Dude, you totally missed the point of that post. Most techs don't get paid to know that information. And actually, all of the techs I work with have a pretty good idea about important lab values. Quit generalizing. All of our techs know the first thing to check in a rapid response is blood sugar.

Have you ever heard of the saying if you have a problem with everyone, maybe you should look at the common denominator in the equation?

Isn't checking glucose part of most RRT protocols? You seem to make it sound like they saved the day because they thought to check the glucose. Or, maybe you meant that to be insulting.

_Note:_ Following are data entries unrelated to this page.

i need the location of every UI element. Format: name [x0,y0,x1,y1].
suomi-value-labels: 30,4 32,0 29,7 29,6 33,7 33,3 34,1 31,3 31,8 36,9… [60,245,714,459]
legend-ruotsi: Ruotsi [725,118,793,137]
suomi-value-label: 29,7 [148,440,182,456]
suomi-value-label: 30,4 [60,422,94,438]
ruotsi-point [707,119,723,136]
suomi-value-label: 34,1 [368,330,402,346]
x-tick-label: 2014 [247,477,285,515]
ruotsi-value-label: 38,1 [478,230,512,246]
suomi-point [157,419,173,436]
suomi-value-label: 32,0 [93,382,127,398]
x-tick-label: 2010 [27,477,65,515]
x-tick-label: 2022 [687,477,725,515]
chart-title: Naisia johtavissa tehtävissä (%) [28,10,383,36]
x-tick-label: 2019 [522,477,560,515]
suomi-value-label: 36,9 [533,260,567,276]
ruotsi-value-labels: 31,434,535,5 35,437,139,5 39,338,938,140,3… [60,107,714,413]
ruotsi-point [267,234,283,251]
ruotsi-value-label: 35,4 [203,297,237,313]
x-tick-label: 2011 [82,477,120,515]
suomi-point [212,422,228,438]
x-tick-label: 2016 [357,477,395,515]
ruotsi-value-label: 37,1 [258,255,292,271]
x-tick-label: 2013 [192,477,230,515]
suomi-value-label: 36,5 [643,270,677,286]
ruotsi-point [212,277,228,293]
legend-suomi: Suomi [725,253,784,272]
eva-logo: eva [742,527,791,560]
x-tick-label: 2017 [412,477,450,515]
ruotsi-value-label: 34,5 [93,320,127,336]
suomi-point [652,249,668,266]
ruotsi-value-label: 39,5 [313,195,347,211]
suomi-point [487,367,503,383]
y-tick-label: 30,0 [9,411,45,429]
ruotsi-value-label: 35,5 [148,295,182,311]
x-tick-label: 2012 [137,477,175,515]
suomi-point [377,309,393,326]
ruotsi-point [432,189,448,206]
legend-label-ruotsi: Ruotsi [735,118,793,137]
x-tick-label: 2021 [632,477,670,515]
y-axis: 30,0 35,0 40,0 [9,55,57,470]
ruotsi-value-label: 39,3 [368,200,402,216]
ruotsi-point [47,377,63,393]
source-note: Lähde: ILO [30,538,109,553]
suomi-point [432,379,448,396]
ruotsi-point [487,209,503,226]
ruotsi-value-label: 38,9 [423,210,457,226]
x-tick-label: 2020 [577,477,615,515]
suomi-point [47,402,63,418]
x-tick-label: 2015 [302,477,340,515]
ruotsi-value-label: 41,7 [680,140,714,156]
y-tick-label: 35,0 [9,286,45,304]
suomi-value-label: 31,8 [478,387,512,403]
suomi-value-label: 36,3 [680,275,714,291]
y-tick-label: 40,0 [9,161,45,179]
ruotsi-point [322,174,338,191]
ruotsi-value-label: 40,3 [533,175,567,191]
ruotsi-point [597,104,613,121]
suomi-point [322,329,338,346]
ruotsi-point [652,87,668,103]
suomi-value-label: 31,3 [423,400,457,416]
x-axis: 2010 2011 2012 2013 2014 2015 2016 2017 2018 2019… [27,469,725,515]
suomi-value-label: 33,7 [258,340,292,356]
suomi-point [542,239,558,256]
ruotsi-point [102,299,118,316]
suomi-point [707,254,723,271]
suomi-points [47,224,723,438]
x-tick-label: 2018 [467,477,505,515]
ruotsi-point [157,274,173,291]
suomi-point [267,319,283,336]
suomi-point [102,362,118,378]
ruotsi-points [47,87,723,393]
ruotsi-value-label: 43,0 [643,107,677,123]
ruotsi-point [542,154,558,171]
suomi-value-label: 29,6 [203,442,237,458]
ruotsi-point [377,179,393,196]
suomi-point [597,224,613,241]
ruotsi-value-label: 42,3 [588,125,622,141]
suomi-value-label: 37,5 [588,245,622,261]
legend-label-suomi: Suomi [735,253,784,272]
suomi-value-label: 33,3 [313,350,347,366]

The nurses in the southern part of the US make a lot less than those in California or New York. Does that mean those in the south should know less? Many RNs are under paid but they are still required to have a good working knowledge of why they are doing things to patients.

Fluffing off the importance of education in any profession is not the way to advance regardless of what your title is.

My statements for the education of the Paramedic are based on the national curriculum, the survey of education requirement for Paramedics by state and by the number who hold at least an Associates degree. All the data is available on the internet.

The common denominator is those who put more emphasis on the title they held on the ambulance rather than the title, job description and duties of the position they were hired for.

If a Paramedic expects to function as a Paramedic in the ER, may he or should read the job description of ER Tech before applying. But, that does not mean he or she can not advance their education to have a better understanding of why certain things might be asked of them and how patient care as a whole is a carried out.